As U.S. oil production continues to grow, so will produced water, offering substantial market opportunities as operators look for ways to reuse or dispose of the dirty water, according to Raymond James & Associates Inc.
Overall, the produced water market in the United States may reach 54 million barrels/day by 2025, analysts said. Disposal and treatment costs for water typically run around $1.00/barrel, which means there is a $12 billion market in the Permian Basin alone, the biggest market with more than 60% of the country’s produced water.
“U.S. oilfield water production today is already a whopping 50 million barrels/day,” analysts led by J. Marshall Adkins said in a note Monday. “Given that the U.S. only produces about 15 million bbl of petroleum liquids each day, you can see that oilfield water production outpaces oil production by more than 4-to-1 on a national basis. For scale, this amount of water could cover over 8,000 football fields with a foot of water, each and every day.
“We estimate just under one-half of this water comes from today's horizontal basins, despite making up close to 80% of onshore crude production...We expect a rising tide of water companies come to markets that allow for public investment in water disposal, with similar economics to traditional midstream,” Adkins and his colleagues said, echoing recent analyses by other firms.
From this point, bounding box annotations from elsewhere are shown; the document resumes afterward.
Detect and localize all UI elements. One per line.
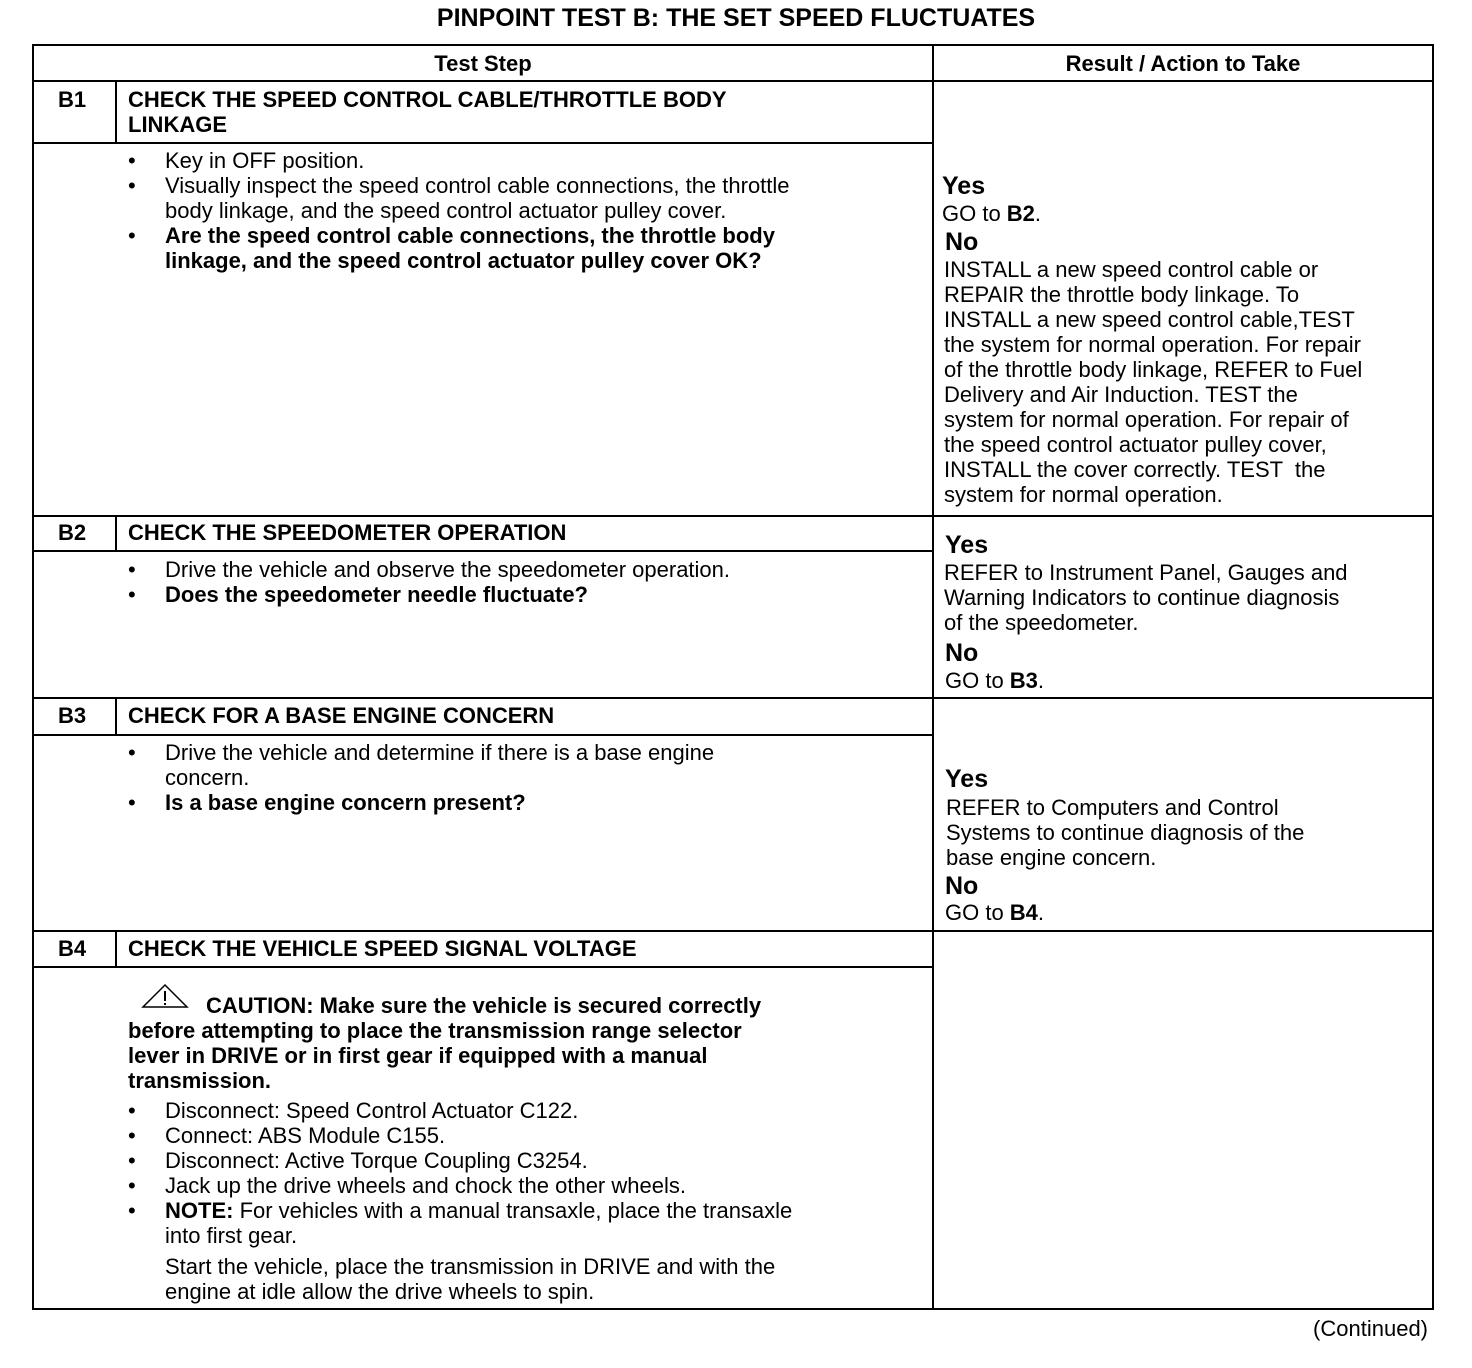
bullet: • <box>128 740 136 765</box>
bullet: • <box>128 1173 136 1198</box>
bullet: • <box>128 223 136 248</box>
bullet: • <box>128 173 136 198</box>
column-header-result: Result / Action to Take <box>1065 51 1301 76</box>
go-to-text: GO to <box>945 668 1010 693</box>
step-heading: CHECK FOR A BASE ENGINE CONCERN <box>128 703 555 728</box>
step-item: Jack up the drive wheels and chock the other wheels. <box>165 1173 686 1198</box>
continued-label: (Continued) <box>1313 1316 1428 1341</box>
page-title: PINPOINT TEST B: THE SET SPEED FLUCTUATES <box>436 4 1036 32</box>
step-item: Connect: ABS Module C155. <box>165 1123 446 1148</box>
yes-action: GO to B2. <box>942 201 1042 226</box>
bullet: • <box>128 1123 136 1148</box>
go-to-target: B2 <box>1006 201 1035 226</box>
no-label: No <box>945 872 979 900</box>
note-text: For vehicles with a manual transaxle, place the transaxle into first gear. <box>165 1198 793 1248</box>
no-label: No <box>945 639 979 667</box>
step-id: B3 <box>58 703 87 728</box>
no-action: GO to B3. <box>945 668 1045 693</box>
step-question: Is a base engine concern present? <box>165 790 526 815</box>
step-id: B2 <box>58 520 87 545</box>
note-item <box>165 1198 792 1248</box>
go-to-text: GO to <box>942 201 1007 226</box>
go-to-target: B3 <box>1009 668 1038 693</box>
step-item: Disconnect: Active Torque Coupling C3254. <box>165 1148 588 1173</box>
bullet: • <box>128 148 136 173</box>
step-item: Drive the vehicle and determine if there is a base engine concern. <box>165 740 715 790</box>
yes-label: Yes <box>945 765 989 793</box>
bullet: • <box>128 1148 136 1173</box>
caution-text: CAUTION: Make sure the vehicle is secured correctly before attempting to place the transmission range selector lever in DRIVE or in first gear if equipped with a manual transmission. <box>128 993 762 1093</box>
bullet: • <box>128 1198 136 1223</box>
step-heading: CHECK THE SPEED CONTROL CABLE/THROTTLE BODY LINKAGE <box>128 87 727 137</box>
no-label: No <box>945 228 979 256</box>
yes-action: REFER to Instrument Panel, Gauges and Warning Indicators to continue diagnosis of the speedometer. <box>944 560 1348 635</box>
yes-action: REFER to Computers and Control Systems to continue diagnosis of the base engine concern. <box>946 795 1305 870</box>
step-item: Disconnect: Speed Control Actuator C122. <box>165 1098 579 1123</box>
step-question: Are the speed control cable connections, the throttle body linkage, and the speed control actuator pulley cover OK? <box>165 223 775 273</box>
go-to-text: GO to <box>945 900 1010 925</box>
step-item: Drive the vehicle and observe the speedometer operation. <box>165 557 731 582</box>
note-label: NOTE: <box>165 1198 234 1223</box>
yes-label: Yes <box>942 172 986 200</box>
step-item: Key in OFF position. <box>165 148 365 173</box>
column-header-test-step: Test Step <box>434 51 532 76</box>
go-to-target: B4 <box>1009 900 1038 925</box>
step-id: B1 <box>58 87 87 112</box>
bullet: • <box>128 790 136 815</box>
bullet: • <box>128 582 136 607</box>
step-heading: CHECK THE SPEEDOMETER OPERATION <box>128 520 567 545</box>
step-question: Does the speedometer needle fluctuate? <box>165 582 588 607</box>
step-heading: CHECK THE VEHICLE SPEED SIGNAL VOLTAGE <box>128 936 637 961</box>
final-instruction: Start the vehicle, place the transmission in DRIVE and with the engine at idle allow the drive wheels to spin. <box>165 1254 776 1304</box>
step-id: B4 <box>58 936 87 961</box>
step-item: Visually inspect the speed control cable connections, the throttle body linkage, and the speed control actuator pulley cover. <box>165 173 790 223</box>
no-action: INSTALL a new speed control cable or REPAIR the throttle body linkage. To INSTALL a new speed control cable,TEST the system for normal operation. For repair of the throttle body linkage, REFER to Fuel Delivery and Air Induction. TEST the system for normal operation. For repair of the speed control actuator pulley cover, INSTALL the cover correctly. TEST the system for normal operation. <box>944 257 1363 507</box>
yes-label: Yes <box>945 531 989 559</box>
bullet: • <box>128 1098 136 1123</box>
no-action: GO to B4. <box>945 900 1045 925</box>
bullet: • <box>128 557 136 582</box>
The U.S. Geological Survey estimates that only 4% of all domestic water is used for “mining” activities, which include oil and gas. Digging deeper, Raymond James estimates 15% of the total “mining” water used is specifically for oil and gas fracturing activities.
Produced water is by no means a new problem for the industry. In fact, it remains below the previous peak from the 1970s. However, the produced water segment has grown by about 15 million barrels/day from 35 million 10 years ago.
The question Raymond James analysts said they are asked most is, how much produced water will there be? Because water production has similar type curves to oil production, it makes forecasting comparable.
The Raymond James team expanded its U.S. production by play model to cover produced water for the major onshore basins led by the Permian Delaware and Midland sub-basins, the Anadarko, Denver-Julesburg and Powder River basins, as well as the Eagle Ford and Bakken shales.
Onshore crude-only output from these major basins is forecast to grow to about 17 million b/d by 2030 from around 8 million b/d today.
“While absolute growth rate of water will be dampened by legacy conventional fields declining in production, the concentration of water growth in the Permian Basin and the lack of waterflooding for disposal, mean that spending and logistics on water, particularly disposal, are going to take a sharp ramp upwards over the next decade,” analysts said.
“We project total U.S. water production reaches 55 million barrels/d by 2025, and 60 million barrels/d by 2030.” The Permian alone is forecast to account for the bulk of the produced water, at 32 million barrels/day in 2025 and 38 million by 2030.
New wells in the Permian Delaware are coming online with water-to-oil ratios as high as 10-to-1, a level typically exhibited in old, conventional wells, analysts noted. Across the Permian, water-to-oil ratios of 4-1 or 6-1 are considered “normal.”
In the Midland, Eagle Ford and Bakken, the water-to-oil ratios begin at around 1- or 2-to-1 and expand slowly to 2- to 5-to-1.
“Even taking an impossibly bullish outlook for water recycling (100% of fracture water coming from recycling), we will still need 750 additional disposal wells in the Permian Basin.”
There remains a “large logistical challenge” in delivering water to the oil and gas well sites. However, Raymond James said there are opportunities in dirty water, with a “sustained logistical problem” in how the industry disposes of water produced by unconventional wells.